Prior to running this on your machine, you need to install PostgreSQL and Spark. Spark requires Java so if you don't already have that, you'll need to install it too. These are the steps that worked for me. My adventures in StackOverflow have told me that no two Windows 10 PCs are the same so I expect that your process will look slightly different in the end.

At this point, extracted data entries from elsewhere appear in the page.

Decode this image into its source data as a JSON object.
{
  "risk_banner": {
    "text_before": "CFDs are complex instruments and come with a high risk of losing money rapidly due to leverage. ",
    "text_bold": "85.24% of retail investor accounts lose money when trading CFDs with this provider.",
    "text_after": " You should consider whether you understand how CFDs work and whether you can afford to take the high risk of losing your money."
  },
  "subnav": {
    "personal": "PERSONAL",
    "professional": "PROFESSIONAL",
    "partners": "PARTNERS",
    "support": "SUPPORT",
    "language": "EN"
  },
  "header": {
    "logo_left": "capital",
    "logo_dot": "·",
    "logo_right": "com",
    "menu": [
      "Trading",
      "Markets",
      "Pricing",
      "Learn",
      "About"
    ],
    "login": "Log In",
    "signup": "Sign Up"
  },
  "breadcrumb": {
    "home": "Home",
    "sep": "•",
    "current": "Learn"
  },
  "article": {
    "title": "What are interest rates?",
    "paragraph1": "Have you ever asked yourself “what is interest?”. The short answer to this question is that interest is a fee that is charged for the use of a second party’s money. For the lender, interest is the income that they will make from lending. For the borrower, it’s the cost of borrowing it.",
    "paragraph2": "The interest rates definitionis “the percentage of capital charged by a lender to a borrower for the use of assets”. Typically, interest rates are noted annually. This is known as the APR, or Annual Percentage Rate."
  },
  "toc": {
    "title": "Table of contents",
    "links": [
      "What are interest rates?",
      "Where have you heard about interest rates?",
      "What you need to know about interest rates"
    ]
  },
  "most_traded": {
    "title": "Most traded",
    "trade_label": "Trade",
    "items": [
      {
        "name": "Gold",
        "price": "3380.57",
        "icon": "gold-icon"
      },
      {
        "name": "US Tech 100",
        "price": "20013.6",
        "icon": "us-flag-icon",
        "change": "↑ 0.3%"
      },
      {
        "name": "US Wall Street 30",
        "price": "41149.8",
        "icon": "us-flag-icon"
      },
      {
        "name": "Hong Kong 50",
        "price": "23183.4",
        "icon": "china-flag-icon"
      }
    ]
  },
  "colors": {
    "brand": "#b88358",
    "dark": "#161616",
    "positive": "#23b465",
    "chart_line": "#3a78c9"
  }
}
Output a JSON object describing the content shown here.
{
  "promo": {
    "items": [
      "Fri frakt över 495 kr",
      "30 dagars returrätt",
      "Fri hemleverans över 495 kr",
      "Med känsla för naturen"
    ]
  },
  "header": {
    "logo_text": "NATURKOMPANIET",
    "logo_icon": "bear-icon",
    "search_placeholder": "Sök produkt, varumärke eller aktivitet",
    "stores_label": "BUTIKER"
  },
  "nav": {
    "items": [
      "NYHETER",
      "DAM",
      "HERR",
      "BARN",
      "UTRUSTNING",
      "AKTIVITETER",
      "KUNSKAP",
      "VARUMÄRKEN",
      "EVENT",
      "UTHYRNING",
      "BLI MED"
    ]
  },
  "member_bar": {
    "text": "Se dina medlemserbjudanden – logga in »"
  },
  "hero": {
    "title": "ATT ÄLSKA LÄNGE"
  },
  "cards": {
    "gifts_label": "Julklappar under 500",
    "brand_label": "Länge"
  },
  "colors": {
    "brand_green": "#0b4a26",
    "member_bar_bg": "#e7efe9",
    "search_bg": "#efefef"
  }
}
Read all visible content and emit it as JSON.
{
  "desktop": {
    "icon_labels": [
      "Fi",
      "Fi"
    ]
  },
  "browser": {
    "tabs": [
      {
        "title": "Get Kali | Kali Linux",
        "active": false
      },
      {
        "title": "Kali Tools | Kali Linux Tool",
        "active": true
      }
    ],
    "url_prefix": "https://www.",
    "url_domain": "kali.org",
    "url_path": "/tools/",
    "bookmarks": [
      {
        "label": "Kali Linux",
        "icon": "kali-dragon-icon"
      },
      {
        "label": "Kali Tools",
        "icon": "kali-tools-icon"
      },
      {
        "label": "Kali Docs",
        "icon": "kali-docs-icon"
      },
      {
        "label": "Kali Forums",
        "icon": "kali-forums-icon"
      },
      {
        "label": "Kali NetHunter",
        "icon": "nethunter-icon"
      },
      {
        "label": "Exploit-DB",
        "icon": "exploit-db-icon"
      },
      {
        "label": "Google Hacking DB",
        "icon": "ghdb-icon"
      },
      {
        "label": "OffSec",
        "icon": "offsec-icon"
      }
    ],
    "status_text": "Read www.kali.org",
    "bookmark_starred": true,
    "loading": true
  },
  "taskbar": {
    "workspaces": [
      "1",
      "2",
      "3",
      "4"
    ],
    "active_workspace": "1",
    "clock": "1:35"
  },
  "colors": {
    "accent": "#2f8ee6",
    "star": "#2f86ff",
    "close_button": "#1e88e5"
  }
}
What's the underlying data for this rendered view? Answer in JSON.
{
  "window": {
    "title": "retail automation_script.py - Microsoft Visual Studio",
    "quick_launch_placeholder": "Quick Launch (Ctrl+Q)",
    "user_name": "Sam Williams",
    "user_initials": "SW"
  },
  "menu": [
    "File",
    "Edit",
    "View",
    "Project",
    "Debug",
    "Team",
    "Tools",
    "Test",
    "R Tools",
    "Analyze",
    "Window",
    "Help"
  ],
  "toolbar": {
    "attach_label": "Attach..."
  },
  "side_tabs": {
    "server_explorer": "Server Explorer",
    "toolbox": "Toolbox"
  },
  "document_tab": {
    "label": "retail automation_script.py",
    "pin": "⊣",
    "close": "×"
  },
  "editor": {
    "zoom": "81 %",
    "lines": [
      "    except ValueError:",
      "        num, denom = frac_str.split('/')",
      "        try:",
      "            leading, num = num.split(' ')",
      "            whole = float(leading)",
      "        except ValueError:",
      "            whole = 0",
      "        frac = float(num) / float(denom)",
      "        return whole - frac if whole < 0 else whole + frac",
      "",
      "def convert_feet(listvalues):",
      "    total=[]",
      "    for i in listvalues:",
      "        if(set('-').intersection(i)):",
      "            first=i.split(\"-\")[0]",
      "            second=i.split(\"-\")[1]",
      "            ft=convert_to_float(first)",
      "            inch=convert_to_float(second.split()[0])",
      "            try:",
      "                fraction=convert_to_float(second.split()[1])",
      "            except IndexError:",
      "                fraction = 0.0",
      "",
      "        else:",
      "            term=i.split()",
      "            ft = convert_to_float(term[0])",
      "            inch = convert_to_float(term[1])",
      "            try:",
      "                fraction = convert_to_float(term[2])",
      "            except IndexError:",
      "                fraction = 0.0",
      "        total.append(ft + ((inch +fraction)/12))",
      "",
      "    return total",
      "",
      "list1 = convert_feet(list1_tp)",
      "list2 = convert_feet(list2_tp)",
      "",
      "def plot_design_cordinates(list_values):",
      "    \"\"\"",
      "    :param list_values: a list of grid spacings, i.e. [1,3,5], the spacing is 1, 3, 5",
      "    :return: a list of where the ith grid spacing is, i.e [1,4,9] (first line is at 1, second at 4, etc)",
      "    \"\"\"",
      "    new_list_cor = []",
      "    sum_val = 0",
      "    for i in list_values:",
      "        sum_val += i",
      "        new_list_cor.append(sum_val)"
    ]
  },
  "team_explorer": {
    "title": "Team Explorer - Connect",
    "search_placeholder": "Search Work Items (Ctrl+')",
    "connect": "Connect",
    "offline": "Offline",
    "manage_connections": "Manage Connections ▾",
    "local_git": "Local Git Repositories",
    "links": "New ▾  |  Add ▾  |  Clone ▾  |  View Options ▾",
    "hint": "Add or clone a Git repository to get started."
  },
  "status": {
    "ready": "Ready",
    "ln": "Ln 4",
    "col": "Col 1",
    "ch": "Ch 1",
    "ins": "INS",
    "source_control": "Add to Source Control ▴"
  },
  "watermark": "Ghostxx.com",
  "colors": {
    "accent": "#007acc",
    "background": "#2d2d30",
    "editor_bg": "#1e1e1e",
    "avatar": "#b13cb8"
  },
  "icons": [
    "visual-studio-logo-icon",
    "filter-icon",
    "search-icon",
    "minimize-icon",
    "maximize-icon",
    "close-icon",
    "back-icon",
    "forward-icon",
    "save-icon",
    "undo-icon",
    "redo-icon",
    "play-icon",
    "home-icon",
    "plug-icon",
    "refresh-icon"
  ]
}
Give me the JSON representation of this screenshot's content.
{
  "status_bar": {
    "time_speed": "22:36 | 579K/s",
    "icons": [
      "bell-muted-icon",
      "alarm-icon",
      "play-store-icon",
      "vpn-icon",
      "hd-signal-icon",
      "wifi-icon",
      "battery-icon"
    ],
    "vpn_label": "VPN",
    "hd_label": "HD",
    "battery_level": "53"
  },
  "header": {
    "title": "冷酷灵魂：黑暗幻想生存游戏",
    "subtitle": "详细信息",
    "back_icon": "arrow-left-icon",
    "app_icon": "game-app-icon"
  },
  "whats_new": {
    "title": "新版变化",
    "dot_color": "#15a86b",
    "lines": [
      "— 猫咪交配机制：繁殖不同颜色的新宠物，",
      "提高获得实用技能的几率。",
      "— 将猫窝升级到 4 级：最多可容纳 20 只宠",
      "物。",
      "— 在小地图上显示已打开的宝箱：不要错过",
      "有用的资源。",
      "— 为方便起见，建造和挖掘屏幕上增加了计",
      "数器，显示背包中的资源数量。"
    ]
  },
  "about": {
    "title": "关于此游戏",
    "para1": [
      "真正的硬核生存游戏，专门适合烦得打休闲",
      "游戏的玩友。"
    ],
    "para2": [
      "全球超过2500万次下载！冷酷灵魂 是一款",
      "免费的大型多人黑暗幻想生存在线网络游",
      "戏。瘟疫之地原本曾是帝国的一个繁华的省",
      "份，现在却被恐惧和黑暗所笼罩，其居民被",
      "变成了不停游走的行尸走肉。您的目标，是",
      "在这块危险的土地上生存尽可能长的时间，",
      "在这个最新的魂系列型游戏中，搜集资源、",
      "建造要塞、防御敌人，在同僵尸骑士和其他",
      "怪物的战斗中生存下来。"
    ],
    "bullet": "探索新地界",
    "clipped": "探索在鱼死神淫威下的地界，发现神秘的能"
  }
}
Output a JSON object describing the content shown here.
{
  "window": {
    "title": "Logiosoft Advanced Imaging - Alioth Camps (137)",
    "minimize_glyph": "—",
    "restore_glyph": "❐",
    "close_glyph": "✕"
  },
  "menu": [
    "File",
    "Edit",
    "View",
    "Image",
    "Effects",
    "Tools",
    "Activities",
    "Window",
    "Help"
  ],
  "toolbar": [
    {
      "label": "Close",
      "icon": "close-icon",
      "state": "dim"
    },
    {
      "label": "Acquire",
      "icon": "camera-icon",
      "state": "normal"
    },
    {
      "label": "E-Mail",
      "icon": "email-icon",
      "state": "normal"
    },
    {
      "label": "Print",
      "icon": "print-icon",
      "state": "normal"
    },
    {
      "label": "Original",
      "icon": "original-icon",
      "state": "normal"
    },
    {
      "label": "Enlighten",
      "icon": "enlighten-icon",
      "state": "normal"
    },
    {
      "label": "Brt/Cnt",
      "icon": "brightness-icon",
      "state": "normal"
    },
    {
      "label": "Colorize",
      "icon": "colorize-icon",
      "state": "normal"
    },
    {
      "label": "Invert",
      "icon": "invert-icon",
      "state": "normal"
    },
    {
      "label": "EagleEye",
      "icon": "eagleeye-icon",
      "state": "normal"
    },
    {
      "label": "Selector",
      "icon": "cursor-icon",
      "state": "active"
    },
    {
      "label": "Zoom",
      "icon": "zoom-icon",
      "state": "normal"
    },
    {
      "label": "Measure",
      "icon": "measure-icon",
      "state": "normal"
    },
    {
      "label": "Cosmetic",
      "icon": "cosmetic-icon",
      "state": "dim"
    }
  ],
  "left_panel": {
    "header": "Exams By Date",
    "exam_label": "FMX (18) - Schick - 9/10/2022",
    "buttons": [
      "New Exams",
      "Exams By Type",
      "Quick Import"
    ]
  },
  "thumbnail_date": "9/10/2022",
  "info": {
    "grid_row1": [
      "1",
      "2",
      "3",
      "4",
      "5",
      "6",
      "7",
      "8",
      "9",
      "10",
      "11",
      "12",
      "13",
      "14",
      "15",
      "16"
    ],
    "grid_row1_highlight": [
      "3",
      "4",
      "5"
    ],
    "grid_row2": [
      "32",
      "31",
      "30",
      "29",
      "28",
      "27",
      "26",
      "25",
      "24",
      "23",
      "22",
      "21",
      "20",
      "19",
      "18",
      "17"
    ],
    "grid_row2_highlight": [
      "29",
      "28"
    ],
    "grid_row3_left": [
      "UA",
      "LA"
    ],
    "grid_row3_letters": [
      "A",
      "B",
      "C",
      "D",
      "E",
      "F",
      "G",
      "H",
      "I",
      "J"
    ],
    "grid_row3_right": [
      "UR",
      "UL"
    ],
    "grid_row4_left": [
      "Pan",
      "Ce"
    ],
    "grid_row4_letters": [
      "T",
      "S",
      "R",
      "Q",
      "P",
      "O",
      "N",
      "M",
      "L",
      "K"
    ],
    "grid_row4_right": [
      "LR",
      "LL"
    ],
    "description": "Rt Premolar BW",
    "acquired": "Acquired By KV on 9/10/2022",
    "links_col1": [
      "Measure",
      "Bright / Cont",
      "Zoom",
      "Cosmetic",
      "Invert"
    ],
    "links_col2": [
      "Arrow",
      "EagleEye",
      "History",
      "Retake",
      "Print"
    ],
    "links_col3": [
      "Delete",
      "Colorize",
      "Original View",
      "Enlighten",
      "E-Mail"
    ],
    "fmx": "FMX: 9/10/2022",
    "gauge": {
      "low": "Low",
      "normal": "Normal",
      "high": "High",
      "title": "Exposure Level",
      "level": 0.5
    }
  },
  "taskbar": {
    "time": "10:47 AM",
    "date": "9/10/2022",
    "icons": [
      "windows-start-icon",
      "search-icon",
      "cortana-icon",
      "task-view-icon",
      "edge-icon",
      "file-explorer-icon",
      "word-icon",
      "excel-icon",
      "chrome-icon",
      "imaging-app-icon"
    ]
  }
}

1. Install PostgreSQL locally. You can get it here:  
    https://www.enterprisedb.com/downloads/postgres-postgresql-downloads
2. Superuser = 'postgres'. Password = 'postgres'. 
3. Create local postgres database.
4. Add details to a configuration file, dl.cfg.
5. If running on Windows, you may need to install or update Java. Instructions:               
    https://towardsdatascience.com/installing-apache-pyspark-on-windows-10-f5f0c506bea1
6. I had to get the JDK. Make sure you get JDK version 8, not later as Spark is not compatible with later versions yet. Instructions in the first link, download files in the second:  
    https://docs.oracle.com/javase/7/docs/webnotes/install/windows/jdk-installation-windows.html  
    https://www.oracle.com/java/technologies/javase-jdk14-downloads.html
7. An important step in the JDK install is to add JAVA_HOME as an environment variable. You can't have a space in the path name for this. I got around it by referring to '\Program Files\' as '\Progra~1\'. 
    + While you're here, you can set the SPARK_HOME environment variable too.
8. It was also necessary to download 7Zip (or similar) to unpack the downloaded Apache Spark gdz file:  
    https://www.7-zip.org/download.html
9. More useful notes here:  
    https://medium.com/big-data-engineering/how-to-install-apache-spark-2-x-in-your-pc-e2047246ffc3
10. Get the PostgreSQL JDBC driver. This enables writing from a Spark dataframe to a PostgreSQL database:  
    https://jdbc.postgresql.org/download.html
11. Notes on the JDBC driver:  
    https://jdbc.postgresql.org/documentation/81/setup.html

**NB. In the function that creates a SparkSession below, I've included two '.config' lines. The second of these is necessary to handle the JDBC driver.**

12. Import the SAS data immigration files. I copied them from the Udacity workspace to my local drive by running this line in a Terminal:

> !zip -r data.zip ../../data/18-83510-I94-Data-2016  

    This created a zip file containing all files within the sas_data folder on the Udacity workspace. I downloaded and unzipped this file to work with the data. The sas_data folder was created locally in the same place as this notebook file. I also downloaded I94_SAS_Labels_Descriptions.SAS to the same location.

In [1]:
## Run these installs if you haven't already installed the packages on your machine.

#!pip install pyspark
#pip install psycopg2
#conda install pyspark
#!pip install findspark # run once all of the spark installation steps have been followed.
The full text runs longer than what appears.